In what is being touted as the “the biggest reform of SEN for 30 years” the government has announced this week that parents are to be given the power to control personal budgets for their children with severe, profound or multiple health and learning disabilities.
Families relocating with children with special educational needs (SEN) know only too well the challenges of moving to a new area and battling with a new local authority and coping with delays and bureaucracy. The current system has been criticised for being “outdated, slow and complex.”
Sarah Teather, Children’s Minister, said that the reforms would stop the “agonising battle many parents fight to get the support for their families, as they are forced to go from 'pillar to post' between different authorities and agencies.”
Currently it often is not clear to parents, and to local services, who is responsible for delivering on the statement of special needs, the commitment to a level of service from a local authority, health and education services.
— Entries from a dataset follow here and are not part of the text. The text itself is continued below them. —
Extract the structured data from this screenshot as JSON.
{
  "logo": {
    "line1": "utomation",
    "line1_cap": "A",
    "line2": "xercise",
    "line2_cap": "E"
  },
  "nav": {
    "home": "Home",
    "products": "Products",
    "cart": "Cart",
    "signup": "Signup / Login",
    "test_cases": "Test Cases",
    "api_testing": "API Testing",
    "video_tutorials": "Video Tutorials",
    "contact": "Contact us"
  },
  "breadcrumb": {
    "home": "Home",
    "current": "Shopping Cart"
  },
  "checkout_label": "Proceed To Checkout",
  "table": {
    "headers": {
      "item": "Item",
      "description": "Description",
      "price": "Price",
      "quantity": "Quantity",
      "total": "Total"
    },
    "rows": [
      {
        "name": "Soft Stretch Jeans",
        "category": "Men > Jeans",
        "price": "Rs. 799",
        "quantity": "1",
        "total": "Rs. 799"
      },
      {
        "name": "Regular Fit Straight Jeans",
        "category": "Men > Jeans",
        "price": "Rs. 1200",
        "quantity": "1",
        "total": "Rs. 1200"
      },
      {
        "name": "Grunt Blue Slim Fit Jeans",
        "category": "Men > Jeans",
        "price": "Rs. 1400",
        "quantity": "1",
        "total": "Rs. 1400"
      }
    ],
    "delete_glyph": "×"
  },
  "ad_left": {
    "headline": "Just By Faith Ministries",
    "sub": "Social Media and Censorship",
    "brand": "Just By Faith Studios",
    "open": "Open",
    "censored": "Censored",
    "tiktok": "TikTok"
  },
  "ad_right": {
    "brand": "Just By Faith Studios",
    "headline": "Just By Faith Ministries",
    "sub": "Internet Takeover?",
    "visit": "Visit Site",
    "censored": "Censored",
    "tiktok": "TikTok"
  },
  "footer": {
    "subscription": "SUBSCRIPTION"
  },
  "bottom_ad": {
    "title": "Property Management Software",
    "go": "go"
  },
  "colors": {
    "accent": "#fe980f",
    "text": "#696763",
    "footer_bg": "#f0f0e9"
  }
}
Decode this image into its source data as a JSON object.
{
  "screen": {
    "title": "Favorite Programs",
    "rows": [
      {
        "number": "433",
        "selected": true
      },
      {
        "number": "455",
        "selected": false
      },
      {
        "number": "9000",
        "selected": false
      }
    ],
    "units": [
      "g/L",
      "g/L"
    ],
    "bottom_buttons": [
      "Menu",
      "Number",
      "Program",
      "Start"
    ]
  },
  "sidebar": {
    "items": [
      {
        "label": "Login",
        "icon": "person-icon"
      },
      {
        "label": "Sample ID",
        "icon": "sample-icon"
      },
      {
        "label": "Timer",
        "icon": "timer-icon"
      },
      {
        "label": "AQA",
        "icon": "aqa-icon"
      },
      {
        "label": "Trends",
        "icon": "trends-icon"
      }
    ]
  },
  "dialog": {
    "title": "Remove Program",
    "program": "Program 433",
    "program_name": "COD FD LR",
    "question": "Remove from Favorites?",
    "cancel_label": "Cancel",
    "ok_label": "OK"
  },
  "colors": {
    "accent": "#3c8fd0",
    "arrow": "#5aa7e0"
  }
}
The government announced that it will be scrapping SEN statements and replacing them with separate ‘Learning Difficulty Assessments’ (for older children) alongside a single, ‘birth to 25’ assessment process and an ‘Education, Health and Care Plan’ from 2014. Parents with the plans would have the right to a personal budget for their support.
Under the current system, the statement of SEN comes to an end when the child reaches 16. According to the government, the new system will help young people into employment and independent living.
Local authorities and health services will be now be required to link up services for disabled children and young people – so they are jointly planned and commissioned. One of the most encouraging pieces of news for those involved in helping to relocate families with SEN children within England is the announcement that local authorities and health services will be required to publish a local offer showing the support available to disabled children and young people and those with SEN, and their families.
Children with SEN under the reforms would have a new legal right to seek a place at state academies and Free Schools – currently it is limited to maintained mainstream and special schools. Local authorities would have to name the parent’s preferred school so long it was suitable for the child.
Children's Minister, Sarah Teather, commented on the government’s announcement, “These reforms will put parents in charge. We trust parents to do the right thing for their own child because they know what is best. The right to a personal budget will give them real choice and control of care, instead of councils and health services dictating how they get support.”